Probably not, as the reality is each manufacturer uses their own patented algorithms that take into account the workload and duration of the exercise. Some equipment manufacturers do research to validate these formulas on a number of subjects. The higher-end the machine, the more likely it is to use a validated formula. A newer version of the same machine might even have a different formula in an attempt to improve its accuracy (if you have an older model and want to make sure you’re using the most updated formula, you can call the manufacturer who might be able to walk you through the upgrade over the phone).
Some formulas are based on the principle that during exercise, heart rate has a linear relationship with oxygen consumption, which can be easily converted to determine the number of calories burned. However, heart rate is influenced by a number of things such as temperature, body position, food intake, muscle groups exercised, some medications, and whether the exercise is continuous or intermittent.
Ellipticals usually use a formula for walking but may be set up on a formula for biking. This discrepancy often throws off the measurements from one elliptical to another.
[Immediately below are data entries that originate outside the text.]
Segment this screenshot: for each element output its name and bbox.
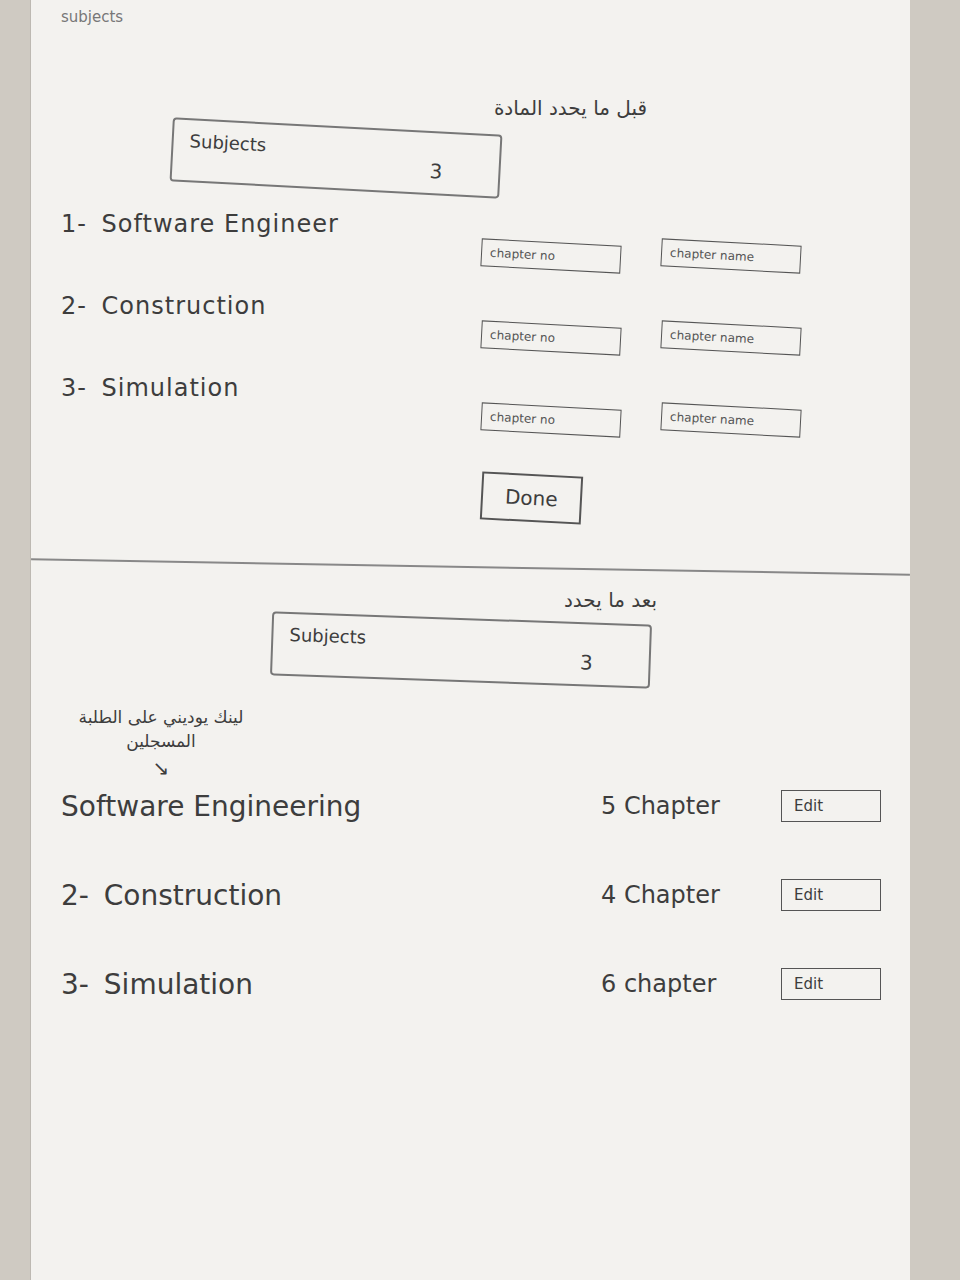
subject-row: 2- Construction4 ChapterEdit [61,879,880,912]
subjects-label: Subjects [289,624,366,648]
subjects-count-field: Subjects 3 [270,611,652,688]
chapter-count: 5 Chapter [601,792,781,820]
chapter-count: 4 Chapter [601,881,781,909]
chapter-fields: chapter nochapter name [61,324,880,352]
before-section: قبل ما يحدد المادة Subjects 3 1- Software E… [61,26,880,522]
done-button[interactable]: Done [480,471,583,524]
chapter-fields: chapter nochapter name [61,406,880,434]
chapter-name-field[interactable]: chapter name [660,238,801,273]
annotation-note: لينك يوديني على الطلبة المسجلين ↘ [61,706,261,782]
subjects-count: 3 [429,159,483,186]
chapter-no-field[interactable]: chapter no [480,402,621,437]
subject-row: 3- Simulation6 chapterEdit [61,968,880,1001]
page: subjects قبل ما يحدد المادة Subjects 3 1- So… [0,0,960,1280]
subject-name: 1- Software Engineer [61,210,880,238]
edit-button[interactable]: Edit [781,968,881,1000]
chapter-fields: chapter nochapter name [61,242,880,270]
after-section: بعد ما يحدد Subjects 3 لينك يوديني على الطل… [61,568,880,1001]
subject-link[interactable]: 3- Simulation [61,968,601,1001]
subjects-label: Subjects [189,130,267,155]
subjects-count-field[interactable]: Subjects 3 [170,117,503,198]
subject-name: 2- Construction [61,292,880,320]
chapter-no-field[interactable]: chapter no [480,320,621,355]
subject-row: Software Engineering5 ChapterEdit [61,790,880,823]
arrow-icon: ↘ [61,754,261,782]
section-heading: بعد ما يحدد [61,588,880,612]
chapter-count: 6 chapter [601,970,781,998]
edit-button[interactable]: Edit [781,790,881,822]
subject-name: 3- Simulation [61,374,880,402]
subject-input-row: 1- Software Engineerchapter nochapter na… [61,210,880,270]
subject-input-list: 1- Software Engineerchapter nochapter na… [61,210,880,434]
edit-button[interactable]: Edit [781,879,881,911]
section-heading: قبل ما يحدد المادة [61,96,880,120]
corner-label: subjects [61,8,880,26]
subjects-count: 3 [579,650,633,676]
note-text: لينك يوديني على الطلبة المسجلين [79,707,244,751]
chapter-name-field[interactable]: chapter name [660,320,801,355]
subject-input-row: 2- Constructionchapter nochapter name [61,292,880,352]
paper-sheet: subjects قبل ما يحدد المادة Subjects 3 1- So… [30,0,910,1280]
subject-link[interactable]: 2- Construction [61,879,601,912]
chapter-no-field[interactable]: chapter no [480,238,621,273]
subject-link[interactable]: Software Engineering [61,790,601,823]
chapter-name-field[interactable]: chapter name [660,402,801,437]
subject-input-row: 3- Simulationchapter nochapter name [61,374,880,434]
subject-list: Software Engineering5 ChapterEdit2- Cons… [61,790,880,1001]
section-divider [31,558,910,575]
Treadmills have been around longer and therefore these algorithms have been validated on more subjects, so they’re more likely to be accurate. Ellipticals tend to err on the high side and can be as much as 20-30% off.
Some manufacturers claim that their machines burn more calories than treadmills due to the involvement of the upper body. It is true that the more muscle mass that’s involved, the higher the oxygen requirement and the caloric burn—up to a point.Running uphill on a treadmill is going to produce the highest amount of oxygen consumption for most people. Manufacturers who claim that their equipment burns more calories per minute aren’t giving you the full story. Their unscientific “studies” may have used a very easy speed on the treadmill and a high setting on their piece of equipment. This “research” probably won’t be found in a reputable, peer-reviewed scientific journal if it’s found at all.
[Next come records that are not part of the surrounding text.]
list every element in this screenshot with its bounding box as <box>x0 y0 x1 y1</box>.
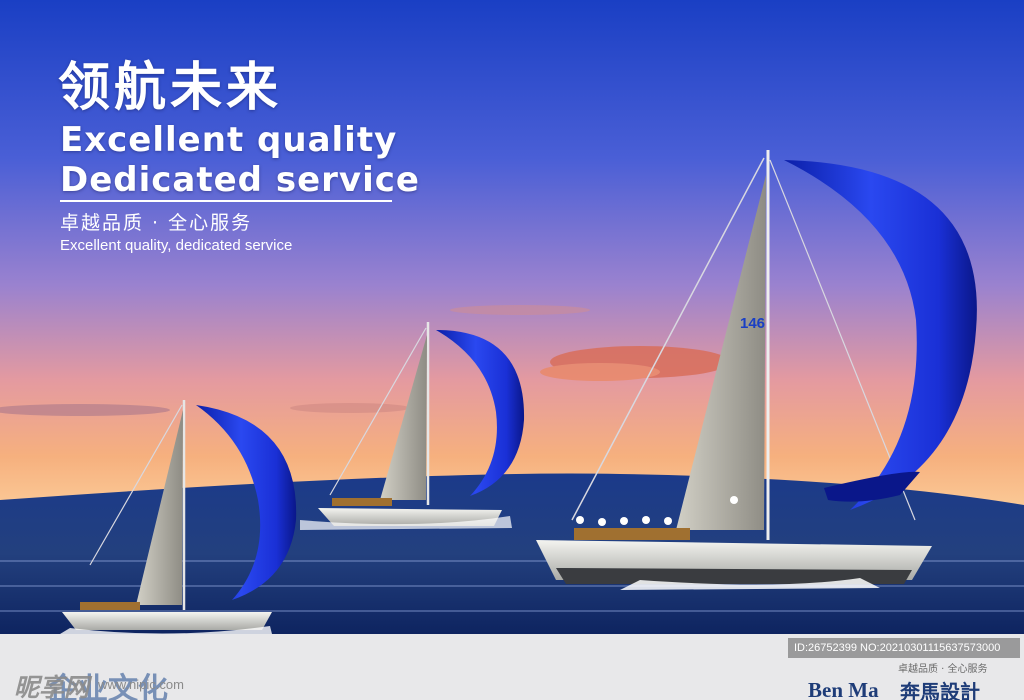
brand-name-en: Ben Ma <box>808 678 879 700</box>
headline-title-en-2: Dedicated service <box>60 160 420 200</box>
brand-name-cn: 奔馬設計 <box>900 680 980 700</box>
sail-number: 146 <box>740 315 765 332</box>
image-id-label: ID:26752399 NO:20210301115637573000 <box>788 638 1020 658</box>
headline-title-cn: 领航未来 <box>58 58 283 118</box>
headline-title-en-1: Excellent quality <box>60 120 398 160</box>
headline-divider <box>60 200 392 202</box>
headline-subtitle-cn: 卓越品质 · 全心服务 <box>60 212 253 234</box>
sailing-scene: 146 领航未来 Excellent quality Dedicated ser… <box>0 0 1024 634</box>
watermark-logo: 昵享网 <box>14 673 90 700</box>
small-slogan: 卓越品质 · 全心服务 <box>898 664 988 675</box>
watermark-url: www.nipic.com <box>98 677 184 692</box>
footer-strip: 企业文化 昵享网 www.nipic.com ID:26752399 NO:20… <box>0 634 1024 700</box>
headline-subtitle-en: Excellent quality, dedicated service <box>60 237 293 254</box>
Aside from workload and duration, there are other variables that affect the caloric expenditure that aren’t accounted for in these algorithms. For example, body size will make a difference. A larger person will burn more calories per minute on a given exercise at the same intensity because they have a bigger mass to move. Also, the speed at which walking becomes running varies from person to person depending on body size, leg length, stride length and normal walking pace. Speeds between 3.7 and 5.0 mph on a treadmill fall around this threshold where walking becomes running, so caloric expenditure is difficult to predict in this range.
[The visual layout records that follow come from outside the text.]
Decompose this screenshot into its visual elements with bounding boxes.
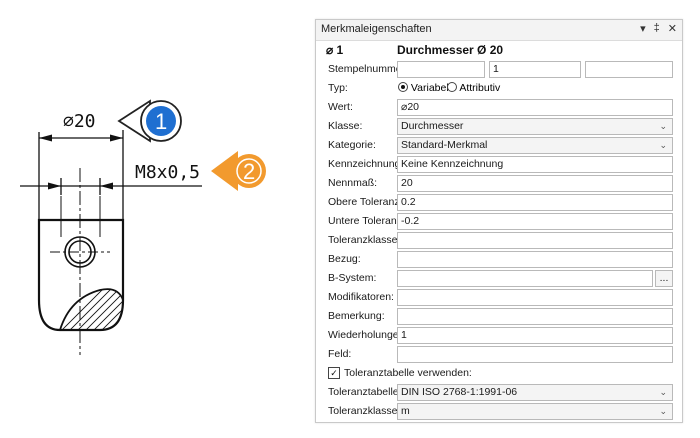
toleranzklasse-label: Toleranzklasse: — [328, 234, 401, 246]
row-wert: Wert: ⌀20 — [316, 98, 682, 117]
untere-toleranz-field[interactable]: -0.2 — [397, 213, 673, 230]
properties-panel: Merkmaleigenschaften ▾ ‡ ✕ ⌀ 1 Durchmess… — [315, 19, 683, 423]
pin-icon[interactable]: ‡ — [654, 22, 660, 35]
row-kennzeichnung: Kennzeichnung: Keine Kennzeichnung — [316, 155, 682, 174]
dim1-arrow-right — [110, 134, 123, 142]
dim2-arrow-left — [48, 182, 61, 190]
radio-variabel-icon — [398, 82, 408, 92]
row-toleranzklasse-select: Toleranzklasse: m ⌄ — [316, 402, 682, 421]
stempelnummer-field-1[interactable] — [397, 61, 485, 78]
b-system-field[interactable] — [397, 270, 653, 287]
row-nennmass: Nennmaß: 20 — [316, 174, 682, 193]
row-bemerkung: Bemerkung: — [316, 307, 682, 326]
row-feld: Feld: — [316, 345, 682, 364]
klasse-label: Klasse: — [328, 120, 363, 132]
obere-toleranz-label: Obere Toleranz: — [328, 196, 403, 208]
chevron-down-icon: ⌄ — [659, 406, 667, 416]
radio-attributiv[interactable]: Attributiv — [447, 82, 500, 94]
panel-titlebar: Merkmaleigenschaften ▾ ‡ ✕ — [316, 20, 682, 41]
feature-number: ⌀ 1 — [326, 43, 344, 57]
row-bezug: Bezug: — [316, 250, 682, 269]
wert-field[interactable]: ⌀20 — [397, 99, 673, 116]
kategorie-value: Standard-Merkmal — [401, 139, 488, 151]
toleranztabelle-value: DIN ISO 2768-1:1991-06 — [401, 386, 518, 398]
bemerkung-label: Bemerkung: — [328, 310, 385, 322]
feature-title: Durchmesser Ø 20 — [397, 43, 504, 57]
row-wiederholungen: Wiederholungen: 1 — [316, 326, 682, 345]
row-toleranztabelle: Toleranztabelle: DIN ISO 2768-1:1991-06 … — [316, 383, 682, 402]
kennzeichnung-label: Kennzeichnung: — [328, 158, 404, 170]
bezug-label: Bezug: — [328, 253, 361, 265]
nennmass-label: Nennmaß: — [328, 177, 378, 189]
stempelnummer-field-2[interactable]: 1 — [489, 61, 581, 78]
toleranztabelle-checkbox[interactable]: ✓ — [328, 367, 340, 379]
row-stempelnummer: Stempelnummer: 1 — [316, 60, 682, 79]
bezug-field[interactable] — [397, 251, 673, 268]
radio-attributiv-icon — [447, 82, 457, 92]
row-toleranztabelle-check: ✓ Toleranztabelle verwenden: — [316, 364, 682, 383]
chevron-down-icon: ⌄ — [659, 121, 667, 131]
dim1-arrow-left — [39, 134, 52, 142]
radio-variabel-label: Variabel — [410, 82, 449, 94]
row-b-system: B-System: ... — [316, 269, 682, 288]
wiederholungen-label: Wiederholungen: — [328, 329, 408, 341]
kategorie-select[interactable]: Standard-Merkmal ⌄ — [397, 137, 673, 154]
nennmass-field[interactable]: 20 — [397, 175, 673, 192]
row-untere-toleranz: Untere Toleranz: -0.2 — [316, 212, 682, 231]
radio-attributiv-label: Attributiv — [459, 82, 501, 94]
row-toleranzklasse: Toleranzklasse: — [316, 231, 682, 250]
row-klasse: Klasse: Durchmesser ⌄ — [316, 117, 682, 136]
wert-label: Wert: — [328, 101, 353, 113]
feld-label: Feld: — [328, 348, 352, 360]
bubble2-number: 2 — [243, 159, 255, 184]
panel-title: Merkmaleigenschaften — [321, 23, 432, 35]
toleranzklasse-select-label: Toleranzklasse: — [328, 405, 401, 417]
toleranzklasse-select[interactable]: m ⌄ — [397, 403, 673, 420]
modifikatoren-label: Modifikatoren: — [328, 291, 394, 303]
b-system-label: B-System: — [328, 272, 377, 284]
typ-label: Typ: — [328, 82, 348, 94]
close-icon[interactable]: ✕ — [668, 22, 677, 35]
radio-variabel[interactable]: Variabel — [398, 82, 449, 94]
feature-header: ⌀ 1 Durchmesser Ø 20 — [316, 41, 682, 60]
untere-toleranz-label: Untere Toleranz: — [328, 215, 405, 227]
feld-field[interactable] — [397, 346, 673, 363]
kategorie-label: Kategorie: — [328, 139, 376, 151]
dim1-text: ⌀20 — [63, 111, 96, 132]
dim2-text: M8x0,5 — [135, 162, 200, 183]
dim2-arrow-right — [100, 182, 113, 190]
klasse-value: Durchmesser — [401, 120, 464, 132]
bemerkung-field[interactable] — [397, 308, 673, 325]
stempelnummer-label: Stempelnummer: — [328, 63, 408, 75]
section-hatch — [60, 289, 123, 330]
b-system-browse-button[interactable]: ... — [655, 270, 673, 287]
row-obere-toleranz: Obere Toleranz: 0.2 — [316, 193, 682, 212]
toleranzklasse-value: m — [401, 405, 410, 417]
toleranzklasse-field[interactable] — [397, 232, 673, 249]
panel-title-icons: ▾ ‡ ✕ — [640, 22, 677, 35]
technical-drawing: ⌀20 1 M8x0,5 2 — [20, 99, 266, 355]
toleranztabelle-label: Toleranztabelle: — [328, 386, 402, 398]
dropdown-icon[interactable]: ▾ — [640, 22, 646, 35]
obere-toleranz-field[interactable]: 0.2 — [397, 194, 673, 211]
row-kategorie: Kategorie: Standard-Merkmal ⌄ — [316, 136, 682, 155]
bubble1-number: 1 — [155, 109, 167, 134]
toleranztabelle-select[interactable]: DIN ISO 2768-1:1991-06 ⌄ — [397, 384, 673, 401]
kennzeichnung-field[interactable]: Keine Kennzeichnung — [397, 156, 673, 173]
chevron-down-icon: ⌄ — [659, 140, 667, 150]
chevron-down-icon: ⌄ — [659, 387, 667, 397]
wiederholungen-field[interactable]: 1 — [397, 327, 673, 344]
toleranztabelle-check-label: Toleranztabelle verwenden: — [344, 367, 472, 379]
row-modifikatoren: Modifikatoren: — [316, 288, 682, 307]
stempelnummer-field-3[interactable] — [585, 61, 673, 78]
modifikatoren-field[interactable] — [397, 289, 673, 306]
row-typ: Typ: Variabel Attributiv — [316, 79, 682, 98]
klasse-select[interactable]: Durchmesser ⌄ — [397, 118, 673, 135]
Body fat percentage and fitness level can also make a difference. A person with a greater percentage of lean muscle mass will burn more calories at a given intensity. The person’s fitness level is also a factor as beginners are less efficient and therefore will burn more calories doing the same exercise than someone who does it regularly. The type of exercise has an effect because these formulas work better for steady-state submaximal exercise than they do for interval-type workouts or high-intensity (anaerobic) exercise. Also, if the user holds the handrails of a machine the caloric expenditure will be greatly overestimated since this reduces the actual work being performed.
So even if the readings are not exactly accurate, they are reasonable approximations that can be used as a general guideline to estimate your caloric burn. They can be useful in comparing your workouts over time using the same piece of equipment. To increase your caloric expenditure, progressively increase the duration of your exercise, increase the speed or intensity, and vary the type of cardio equipment that you use.